In the USA? Not unless you're an executive (or an actual contractor).

(With that said, "Not reacting to an email is not quitting" is still a true statement)

5 comments

Are you seriously saying you spend 8+ hours a day working for a company and don't have a contract that manages your rights (like salary, PTO, ...) and obligations (work hours, presence, ...)?

Mind blown.

Most American workers have an employment agreement with generalized clauses to the effect of "we can terminate you at any time for any reason" and "hours are thusly unless management needs you otherwise" and "duties are so-and-so but also anything else we want you to do."

I've had jobs where I kept the software running so smoothly 80% of my time at work was spent with a broom or a rag cleaning because "downtime" was not a thing.

Federal employment laws, state employment laws, and court precedents substitute for a detailed contract for many employees in the U.S.

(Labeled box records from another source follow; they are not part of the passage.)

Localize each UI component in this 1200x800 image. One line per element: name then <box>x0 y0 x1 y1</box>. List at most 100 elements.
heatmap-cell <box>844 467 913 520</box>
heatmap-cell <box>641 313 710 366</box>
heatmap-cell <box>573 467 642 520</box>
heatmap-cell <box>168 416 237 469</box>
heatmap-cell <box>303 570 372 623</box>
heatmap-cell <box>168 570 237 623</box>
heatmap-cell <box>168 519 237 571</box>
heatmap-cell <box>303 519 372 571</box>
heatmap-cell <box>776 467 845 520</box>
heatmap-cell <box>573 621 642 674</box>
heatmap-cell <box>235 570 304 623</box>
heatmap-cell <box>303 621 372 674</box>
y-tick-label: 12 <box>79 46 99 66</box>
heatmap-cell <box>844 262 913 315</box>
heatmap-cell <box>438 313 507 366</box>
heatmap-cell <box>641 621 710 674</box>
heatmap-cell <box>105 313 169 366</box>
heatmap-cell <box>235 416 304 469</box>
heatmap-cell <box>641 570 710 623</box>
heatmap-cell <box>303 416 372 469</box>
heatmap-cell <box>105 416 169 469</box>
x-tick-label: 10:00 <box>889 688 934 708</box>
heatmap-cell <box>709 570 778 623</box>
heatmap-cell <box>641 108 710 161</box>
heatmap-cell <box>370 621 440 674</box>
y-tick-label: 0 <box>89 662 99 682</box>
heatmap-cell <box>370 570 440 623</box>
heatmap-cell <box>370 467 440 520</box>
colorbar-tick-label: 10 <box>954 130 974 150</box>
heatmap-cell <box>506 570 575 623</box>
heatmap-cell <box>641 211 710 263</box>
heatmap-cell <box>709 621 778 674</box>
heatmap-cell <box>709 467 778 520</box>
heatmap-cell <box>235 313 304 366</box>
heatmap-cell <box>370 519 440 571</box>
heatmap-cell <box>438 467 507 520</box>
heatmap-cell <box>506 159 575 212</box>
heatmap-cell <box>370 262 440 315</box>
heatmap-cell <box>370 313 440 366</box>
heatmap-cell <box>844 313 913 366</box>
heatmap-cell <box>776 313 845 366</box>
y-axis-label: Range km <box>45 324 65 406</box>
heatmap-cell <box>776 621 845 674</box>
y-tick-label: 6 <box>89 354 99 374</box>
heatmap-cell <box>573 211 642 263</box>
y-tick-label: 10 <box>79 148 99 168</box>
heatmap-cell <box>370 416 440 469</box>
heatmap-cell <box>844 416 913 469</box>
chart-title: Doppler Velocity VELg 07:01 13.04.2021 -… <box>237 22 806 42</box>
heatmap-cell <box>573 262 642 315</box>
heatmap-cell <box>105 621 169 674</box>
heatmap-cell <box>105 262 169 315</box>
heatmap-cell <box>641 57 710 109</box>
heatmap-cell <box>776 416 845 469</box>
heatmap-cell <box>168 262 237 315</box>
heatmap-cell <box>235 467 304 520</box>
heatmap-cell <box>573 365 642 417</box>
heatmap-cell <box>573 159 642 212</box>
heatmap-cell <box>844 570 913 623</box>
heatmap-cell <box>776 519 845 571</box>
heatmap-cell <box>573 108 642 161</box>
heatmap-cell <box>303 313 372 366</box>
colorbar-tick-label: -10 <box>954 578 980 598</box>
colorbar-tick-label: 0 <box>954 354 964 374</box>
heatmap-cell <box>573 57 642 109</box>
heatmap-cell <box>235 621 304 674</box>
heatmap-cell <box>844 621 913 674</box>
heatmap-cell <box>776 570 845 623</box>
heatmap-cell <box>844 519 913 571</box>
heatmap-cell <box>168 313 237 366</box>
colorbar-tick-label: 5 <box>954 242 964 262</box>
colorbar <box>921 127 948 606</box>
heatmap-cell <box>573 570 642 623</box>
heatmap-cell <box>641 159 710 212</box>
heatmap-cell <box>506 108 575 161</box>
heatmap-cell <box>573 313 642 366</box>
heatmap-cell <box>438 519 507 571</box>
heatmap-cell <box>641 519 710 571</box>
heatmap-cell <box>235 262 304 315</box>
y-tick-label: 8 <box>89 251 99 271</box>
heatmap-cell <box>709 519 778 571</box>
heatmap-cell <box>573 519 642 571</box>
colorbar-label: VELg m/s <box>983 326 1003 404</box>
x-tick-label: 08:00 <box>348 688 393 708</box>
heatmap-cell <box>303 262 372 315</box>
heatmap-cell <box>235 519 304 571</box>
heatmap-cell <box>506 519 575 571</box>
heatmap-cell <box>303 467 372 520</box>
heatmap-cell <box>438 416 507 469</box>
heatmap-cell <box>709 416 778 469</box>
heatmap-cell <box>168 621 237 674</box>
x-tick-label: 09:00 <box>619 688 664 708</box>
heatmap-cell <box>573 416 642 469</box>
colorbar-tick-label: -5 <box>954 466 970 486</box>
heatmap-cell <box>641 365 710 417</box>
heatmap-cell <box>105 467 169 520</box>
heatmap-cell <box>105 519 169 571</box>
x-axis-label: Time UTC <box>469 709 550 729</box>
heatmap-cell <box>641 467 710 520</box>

This is in fact a big reason that companies like to use so many contractors: it’s way easier to manage the downside risk for a contractor because the employer’s liability is scoped entirely to one written agreement. Whereas their relationship with employees is scoped to the broad set of laws and precedents mentioned in my first paragraph.

European here. What do you mean? Employment contracts are not common or mandatory? Unheard of here. I painted my grandma's house for money and we still wrote a single page contract.
There are employment agreements, but they typically only cover protections for the company - not stealing IP, no competition clause, etc.

Since most states are at will employment, you don’t need a reason to fire someone, just like an employee doesn’t need a reason to quit. Both parties can end employment without cause at any time for any reason. There are some varying exceptions to this, but it’s mostly the case.

Guessing here but I think the implication is that courts in the US are unable/unwilling to enforce workers rights even when laid out in a contract. In a post-union US there is not enough organised support for workers unless they are very rich.

Obviously employees all (maybe almost all) have employment contracts

Many W-2 employees still have a contract. It's quite common for an employment contract to exist for regular salaried employees, and extremely common at companies like Twitter.
I think you've been had. Even in the US people work for contracts, ask for yours !
We do have work contracts, but for salaried employees they are often :

"You work for us, we pay you (salary amount) and you will do everything we ask you to and thanks to 'right to work' laws we can fire you at anytime for any or no reason"

1. Salaried employees get offer letters that they have to sign, but I don't think those actually count as contracts. (Correct me if I'm wrong, though)

2. "Right to work" laws deal with union membership. You're thinking of "at-will employment" laws.

Obviously there is a contract, if you have it written down or not is not decisive.